By Julian Korek, CEO and Founding Member of Kinetic Partners, the global professional services firm – The last 12 months has been another year of change for the financial services industry. We at Kinetic Partners recently surveyed 300 senior executives in banks, asset management firms and hedge funds globally to compile our 2014 Global Regulatory Outlook Report.
This report draws on insights provided by our clients and contacts across the financial services and regulatory world as they look forward into 2014. We have combined these views with the results of our research and used them to create a detailed picture of the global regulatory landscape. Through this, we were able to highlight the range of unresolved challenges and issues relating to regulation that will face the financial services industry in 2014 and beyond.
Attitudes to regulation soften, but the need for global coordination continues
Our research reveals a slight softening in attitudes towards regulation within the industry: 30% of CEOs now say they recognise the value of regulation in creating a more stable financial services environment, up from 20% a year earlier. At the same time, the number of CEOs who believe that financial regulation will destabilise the financial services industry has fallen from 20% to 10%.
One consistent theme we observed during our research was a strong desire for more coordination between regulators in different parts of the world. Many firms operating in multiple locations must deal with numerous, sometimes conflicting, regulatory regimes. Almost three out of 10 CEOs cited a single global regulatory framework as the most important factor in delivering an effective compliance system for the international financial services industry. Those polled also acknowledged additional important variables in achieving this goal: 25% of respondents thought principles-based regulation was the most crucial factor, with 23% highlighting better communication from regulators.

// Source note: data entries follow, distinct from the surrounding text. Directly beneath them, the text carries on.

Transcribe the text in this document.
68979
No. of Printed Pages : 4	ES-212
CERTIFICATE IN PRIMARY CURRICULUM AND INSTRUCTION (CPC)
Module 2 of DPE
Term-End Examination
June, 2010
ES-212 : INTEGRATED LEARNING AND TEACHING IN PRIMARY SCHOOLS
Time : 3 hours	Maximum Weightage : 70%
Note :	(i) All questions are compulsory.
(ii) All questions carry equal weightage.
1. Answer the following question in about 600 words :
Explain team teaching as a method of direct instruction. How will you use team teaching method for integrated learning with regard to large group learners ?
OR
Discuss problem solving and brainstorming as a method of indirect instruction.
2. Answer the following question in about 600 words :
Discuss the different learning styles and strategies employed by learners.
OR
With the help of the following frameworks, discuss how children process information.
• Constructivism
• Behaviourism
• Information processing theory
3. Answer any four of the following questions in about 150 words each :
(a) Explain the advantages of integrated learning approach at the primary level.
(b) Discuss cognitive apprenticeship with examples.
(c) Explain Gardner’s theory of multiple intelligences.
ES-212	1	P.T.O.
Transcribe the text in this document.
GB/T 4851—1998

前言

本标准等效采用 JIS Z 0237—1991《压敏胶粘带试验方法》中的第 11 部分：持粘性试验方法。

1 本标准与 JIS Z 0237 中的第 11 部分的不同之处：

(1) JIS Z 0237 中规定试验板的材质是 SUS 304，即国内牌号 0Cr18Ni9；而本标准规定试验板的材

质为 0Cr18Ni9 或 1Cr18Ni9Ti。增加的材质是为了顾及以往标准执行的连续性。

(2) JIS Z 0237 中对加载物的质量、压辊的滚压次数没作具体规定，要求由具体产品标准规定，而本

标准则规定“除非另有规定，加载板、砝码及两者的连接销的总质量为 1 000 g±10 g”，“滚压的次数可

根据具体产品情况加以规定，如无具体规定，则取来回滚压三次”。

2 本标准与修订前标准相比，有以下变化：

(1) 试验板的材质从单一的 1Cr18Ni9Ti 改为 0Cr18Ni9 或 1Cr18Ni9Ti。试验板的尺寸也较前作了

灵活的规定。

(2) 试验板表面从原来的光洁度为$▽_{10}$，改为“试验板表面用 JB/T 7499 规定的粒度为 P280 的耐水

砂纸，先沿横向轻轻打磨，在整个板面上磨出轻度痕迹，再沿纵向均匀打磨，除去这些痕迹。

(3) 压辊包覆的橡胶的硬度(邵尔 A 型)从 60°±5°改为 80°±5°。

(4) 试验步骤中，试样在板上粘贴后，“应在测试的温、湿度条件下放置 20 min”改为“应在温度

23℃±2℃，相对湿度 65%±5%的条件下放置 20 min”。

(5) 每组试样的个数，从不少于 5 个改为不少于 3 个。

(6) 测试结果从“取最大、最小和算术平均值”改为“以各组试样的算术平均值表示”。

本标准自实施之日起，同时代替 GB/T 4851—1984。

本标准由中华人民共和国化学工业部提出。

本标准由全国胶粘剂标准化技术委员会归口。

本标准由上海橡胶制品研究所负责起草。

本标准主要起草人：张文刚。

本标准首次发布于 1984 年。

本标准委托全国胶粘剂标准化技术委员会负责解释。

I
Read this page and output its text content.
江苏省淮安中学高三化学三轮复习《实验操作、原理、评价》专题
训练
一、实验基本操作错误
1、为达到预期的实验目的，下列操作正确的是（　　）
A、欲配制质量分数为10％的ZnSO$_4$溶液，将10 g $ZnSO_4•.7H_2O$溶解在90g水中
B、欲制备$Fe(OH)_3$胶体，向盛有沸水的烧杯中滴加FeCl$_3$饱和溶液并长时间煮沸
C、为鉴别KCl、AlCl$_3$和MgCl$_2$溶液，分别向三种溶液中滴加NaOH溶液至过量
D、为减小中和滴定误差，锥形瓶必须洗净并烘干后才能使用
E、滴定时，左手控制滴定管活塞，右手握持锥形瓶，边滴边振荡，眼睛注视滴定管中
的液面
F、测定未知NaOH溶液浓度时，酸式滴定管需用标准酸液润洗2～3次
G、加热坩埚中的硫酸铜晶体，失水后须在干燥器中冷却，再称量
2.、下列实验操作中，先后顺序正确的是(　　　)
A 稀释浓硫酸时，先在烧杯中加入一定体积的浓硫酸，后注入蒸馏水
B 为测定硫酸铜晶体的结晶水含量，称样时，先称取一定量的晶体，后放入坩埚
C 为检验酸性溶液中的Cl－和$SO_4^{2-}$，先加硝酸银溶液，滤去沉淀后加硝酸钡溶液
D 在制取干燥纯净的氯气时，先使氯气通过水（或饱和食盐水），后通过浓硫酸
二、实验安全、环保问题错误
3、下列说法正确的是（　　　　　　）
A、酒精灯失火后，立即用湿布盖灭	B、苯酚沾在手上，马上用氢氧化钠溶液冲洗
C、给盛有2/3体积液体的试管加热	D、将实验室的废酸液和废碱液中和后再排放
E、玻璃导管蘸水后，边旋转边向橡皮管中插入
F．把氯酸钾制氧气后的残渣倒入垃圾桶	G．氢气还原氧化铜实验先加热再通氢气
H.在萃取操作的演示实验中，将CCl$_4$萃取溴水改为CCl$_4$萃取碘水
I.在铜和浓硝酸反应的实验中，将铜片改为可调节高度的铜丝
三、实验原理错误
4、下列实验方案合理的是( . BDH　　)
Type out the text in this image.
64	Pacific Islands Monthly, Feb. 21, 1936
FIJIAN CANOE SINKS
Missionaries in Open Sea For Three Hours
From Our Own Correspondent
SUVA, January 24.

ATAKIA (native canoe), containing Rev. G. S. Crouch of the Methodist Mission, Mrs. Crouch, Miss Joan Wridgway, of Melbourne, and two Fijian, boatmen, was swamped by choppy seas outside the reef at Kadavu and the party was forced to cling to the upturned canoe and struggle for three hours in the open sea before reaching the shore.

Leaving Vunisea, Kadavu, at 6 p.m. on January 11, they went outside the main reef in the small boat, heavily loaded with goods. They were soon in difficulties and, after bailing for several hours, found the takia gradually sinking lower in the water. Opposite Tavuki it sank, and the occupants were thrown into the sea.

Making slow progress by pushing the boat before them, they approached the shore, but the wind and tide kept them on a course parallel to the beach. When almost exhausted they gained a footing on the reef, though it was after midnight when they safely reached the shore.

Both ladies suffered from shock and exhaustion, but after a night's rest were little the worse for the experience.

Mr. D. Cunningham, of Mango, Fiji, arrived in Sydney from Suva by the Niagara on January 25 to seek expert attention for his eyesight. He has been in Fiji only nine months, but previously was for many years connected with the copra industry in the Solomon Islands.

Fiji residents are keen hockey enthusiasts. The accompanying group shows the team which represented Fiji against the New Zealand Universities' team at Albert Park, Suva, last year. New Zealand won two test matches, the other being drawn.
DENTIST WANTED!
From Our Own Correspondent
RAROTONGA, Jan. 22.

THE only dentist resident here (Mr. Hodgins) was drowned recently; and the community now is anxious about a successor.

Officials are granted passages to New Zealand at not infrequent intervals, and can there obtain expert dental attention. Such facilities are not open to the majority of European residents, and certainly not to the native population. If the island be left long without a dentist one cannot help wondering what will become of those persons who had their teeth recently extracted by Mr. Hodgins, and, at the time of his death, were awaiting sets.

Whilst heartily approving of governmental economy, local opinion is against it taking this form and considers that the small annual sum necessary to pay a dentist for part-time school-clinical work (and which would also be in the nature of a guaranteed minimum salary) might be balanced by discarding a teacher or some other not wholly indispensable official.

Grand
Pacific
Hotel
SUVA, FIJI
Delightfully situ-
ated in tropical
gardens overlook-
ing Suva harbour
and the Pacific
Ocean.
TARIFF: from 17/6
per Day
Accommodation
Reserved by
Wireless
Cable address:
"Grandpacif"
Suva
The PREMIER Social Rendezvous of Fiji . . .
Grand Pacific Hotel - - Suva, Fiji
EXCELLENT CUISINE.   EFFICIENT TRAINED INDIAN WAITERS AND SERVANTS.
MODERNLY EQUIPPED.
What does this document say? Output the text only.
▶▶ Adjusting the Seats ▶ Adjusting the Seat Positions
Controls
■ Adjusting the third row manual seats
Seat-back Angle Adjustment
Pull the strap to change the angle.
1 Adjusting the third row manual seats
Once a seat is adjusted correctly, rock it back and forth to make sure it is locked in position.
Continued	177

Meanwhile, it is also clear from our research that, five years on from the trauma of 2008, many in the financial services industry do not believe that regulators and industry participants have either learned or acted upon the lessons of the crash. Just 3% of financial services professionals polled believe that the regulatory changes implemented since 2008 have done enough to prevent a future crash. An additional 41% of respondents said they believed regulators have only partially addressed the key risks that could lead to another crisis. And when asked whether they thought regulators fully understand how the financial crash happened, 85% said they thought regulators have a limited understanding or no understanding at all.
The global financial centre: London down, Shanghai up
With regard to the ranking of global financial services centres, respondents to our survey overwhelmingly cited New York (49%) and London (44%) as the ‘current pre-eminent global financial centre’. However, when they were asked where that centre would be located in five years’ time, doubts about London’s future prospects were raised. Only 26% thought London would still be a contender for the title in five years’ time. New York lost some ground too, with only 40% of respondents affirming its supremacy, down from 49% the previous year.
When asked to name the leading emerging financial centre in 2018, almost half (48%) of respondents named Shanghai, while just 7% named Dubai and Sao Paulo, the second most popular choices. Although Shanghai still faces significant barriers to attract international business and develop regulatory expertise, these are not insurmountable. Given the expertise resident in China’s existing financial epicentre in Hong Kong, as well as a fast growing, but lesser known, financial services centre in Shenzhen, China’s model, if successful, could serve as an exemplary rubric to be copied in similar centres. As such, rising competition for markets such as London is only going to grow.
Perceptions, trust, focus on tax and enforcement
Another key theme to have emerged this year is the extent to which negative perceptions of the financial services industry continue to influence the actions of politicians and regulators. These negative perceptions have served to increase pressure on governments and politicians to ‘do something’ about problems within the industry. One consequence of this has been a general increase in regulation, including tax regulation, which creates national competition. We are also seeing indications that some regulators will impose more fines and punishments upon individuals as well as the firms that employ them.
Interestingly, 27% of CEOs (and perhaps not surprisingly 40% of firm-wide employees) feel that making executives criminally responsible for the actions of employees within the firms is a good thing for the industry, as opposed to only 33% who disagree. Where regulators focus their enforcement efforts, striking a balance between targeting firms and holding individuals responsible, in particular, may very well be on many industry executives’ minds.
Moving into 2014, it is likely that a key focus for industry leaders will be to understand the implications for businesses following recently passed legislation. It is clear that firms, investors and regulators alike still have plenty of work to do if they want to create a more coordinated and comprehensible globalised financial services industry in an uncertain and, at times, unstable world.